Adapun riwayat yang menyebutkan bahwa Ali as adalah orang yang sering keluar madzi, dan bahwa beliau menyuruh Miqdad untuk bertanya kepada Nabi saw tentang hal itu—juga terdapat dalam sumber-sumber Syiah, namun tidak dapat dijadikan sandaran karena isinya berbeda-beda.
- Ada yang menyebutkan Nabi saw menjawab, “Itu tidak apa-apa.”(2)
- Ada juga yang menyebutkan bahwa beliau saw berkata, “Itu mengharuskan wudu.”(3)
Ketiga:
Bisa jadi Ali as sengaja menyuruh orang lain untuk bertanya kepada Nabi saw, dengan tujuan untuk menanamkan dalam benak umat bahwa hukum syariat harus diambil dari nas (teks wahyu), bukan berdasarkan pendapat pribadi, dugaan, atau hawa nafsu.
Ali as tidak pernah mengklaim bahwa dirinya boleh berfatwa berdasarkan kehendak pribadinya, atau bahwa dia tidak perlu belajar dari siapa pun, bahkan dari Rasulullah saw sendiri.
Salawat dan salam atas hamba-hamba Allah yang dipilih, yaitu Muhammad dan keluarganya.(4)
Catatan Kaki:
- Shahih Bukhari (cetakan tahun 1309 H), jil.1, hal.38 dan (cetakan Dar al-Fikr), jil.1, hal.42.
- Tahdzib al-Aḥkam, jil.1, hal.17; al-Istibṣar, jil.1, hal.91; Wasail al-Syi’ah (Cetakan Muassasah Al al-Bayt), jil.1, hal.278; (Cetakan Dar al-Islamiyah), jil.1, hal.197.

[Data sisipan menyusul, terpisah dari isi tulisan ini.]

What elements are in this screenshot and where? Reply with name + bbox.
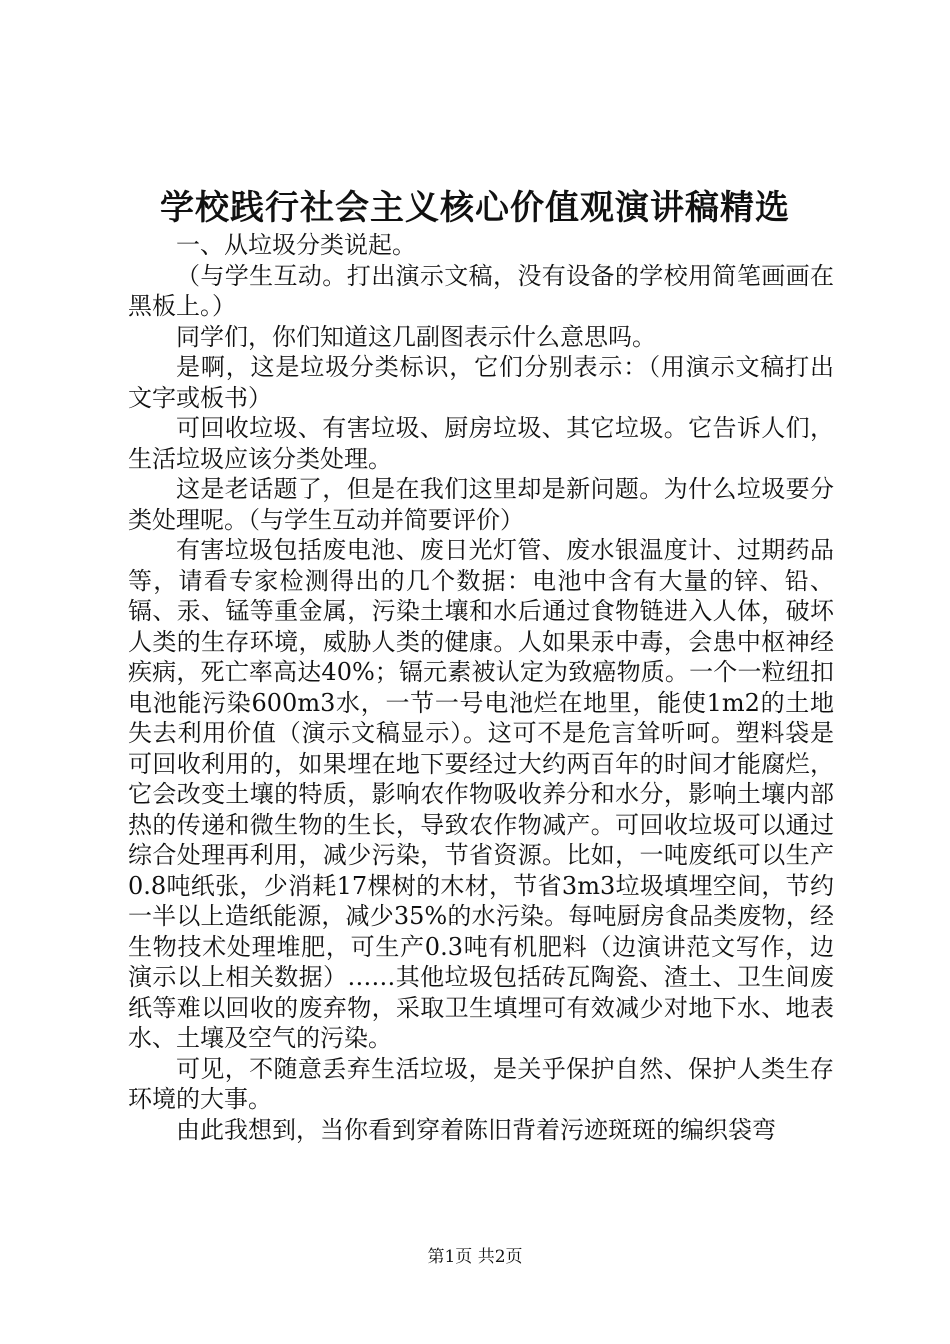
- paragraph: 一、从垃圾分类说起。: [176, 231, 416, 259]
- document-title: 学校践行社会主义核心价值观演讲稿精选: [160, 188, 790, 228]
- paragraph: 这是老话题了，但是在我们这里却是新问题。为什么垃圾要分类处理呢。（与学生互动并简要评价）: [128, 475, 834, 534]
- document-body: [128, 230, 834, 1145]
- paragraph: 可见，不随意丢弃生活垃圾，是关乎保护自然、保护人类生存环境的大事。: [128, 1054, 834, 1113]
- paragraph: 是啊，这是垃圾分类标识，它们分别表示：（用演示文稿打出文字或板书）: [128, 353, 834, 412]
- page-number: 第1页 共2页: [427, 1247, 523, 1267]
- paragraph: 可回收垃圾、有害垃圾、厨房垃圾、其它垃圾。它告诉人们，生活垃圾应该分类处理。: [128, 414, 834, 473]
- paragraph: 由此我想到，当你看到穿着陈旧背着污迹斑斑的编织袋弯: [176, 1115, 776, 1144]
- paragraph: （与学生互动。打出演示文稿，没有设备的学校用简笔画画在黑板上。）: [128, 261, 834, 320]
- paragraph: 有害垃圾包括废电池、废日光灯管、废水银温度计、过期药品等，请看专家检测得出的几个数据：电池中含有大量的锌、铅、镉、汞、锰等重金属，污染土壤和水后通过食物链进入人体，破坏人类的生存环境，威胁人类的健康。人如果汞中毒，会患中枢神经疾病，死亡率高达40%；镉元素被认定为致癌物质。一个一粒纽扣电池能污染600m3水，一节一号电池烂在地里，能使1m2的土地失去利用价值（演示文稿显示）。这可不是危言耸听呵。塑料袋是可回收利用的，如果埋在地下要经过大约两百年的时间才能腐烂，它会改变土壤的特质，影响农作物吸收养分和水分，影响土壤内部热的传递和微生物的生长，导致农作物减产。可回收垃圾可以通过综合处理再利用，减少污染，节省资源。比如，一吨废纸可以生产0.8吨纸张，少消耗17棵树的木材，节省3m3垃圾填埋空间，节约一半以上造纸能源，减少35%的水污染。每吨厨房食品类废物，经生物技术处理堆肥，可生产0.3吨有机肥料（边演讲范文写作，边演示以上相关数据）……其他垃圾包括砖瓦陶瓷、渣土、卫生间废纸等难以回收的废弃物，采取卫生填埋可有效减少对地下水、地表水、土壤及空气的污染。: [128, 536, 834, 1052]
- paragraph: 同学们，你们知道这几副图表示什么意思吗。: [176, 322, 656, 351]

- Tahdzib al-Aḥkam, jil.1, hal.18; al-Istibṣhar, jil.1, hal.92; Wasail al-Syi’ah (Cetakan Muassasah Al al-Bayt), jil.1, hal.279 dan 281; (Cetakan Dar al-Islamiyah), jil.1, hal.197 dan 199; lihat juga Musnad Aḥmad, jil.1, hal.82, 108, 110, 111; Musnad al-Imam al-Riḍha, jil.2, hal.140; Shahih Bukhari, jil.1, hal.42 dan 52; Sunan Nasa’i, jil.1, hal.96 dan 214; al-Sunan al-Kubra karya Baihaqi, jil.1, hal.115; Kanz al-’Ummal (Cetakan Muassasah al-Risalah), jil.2, hal.362; dan jil.9, hal.335; al-Durr al-Mantsur, jil.1, hal.285; Tarikh Madinah Dimasyq, jil.54, hal.319 dan jilid 60, hal.299; Subul al-Huda wa al-Rasyad, jil.9, hal.230.
- Sumber: Mizan al-Ḥaqq (Syubhat dan Jawaban) Sayid Ja’far Murtadha Amili, Pusat Studi Islam, cetakan pertama, 1431 H/2010 M, jil.4, pertanyaan nomor 185.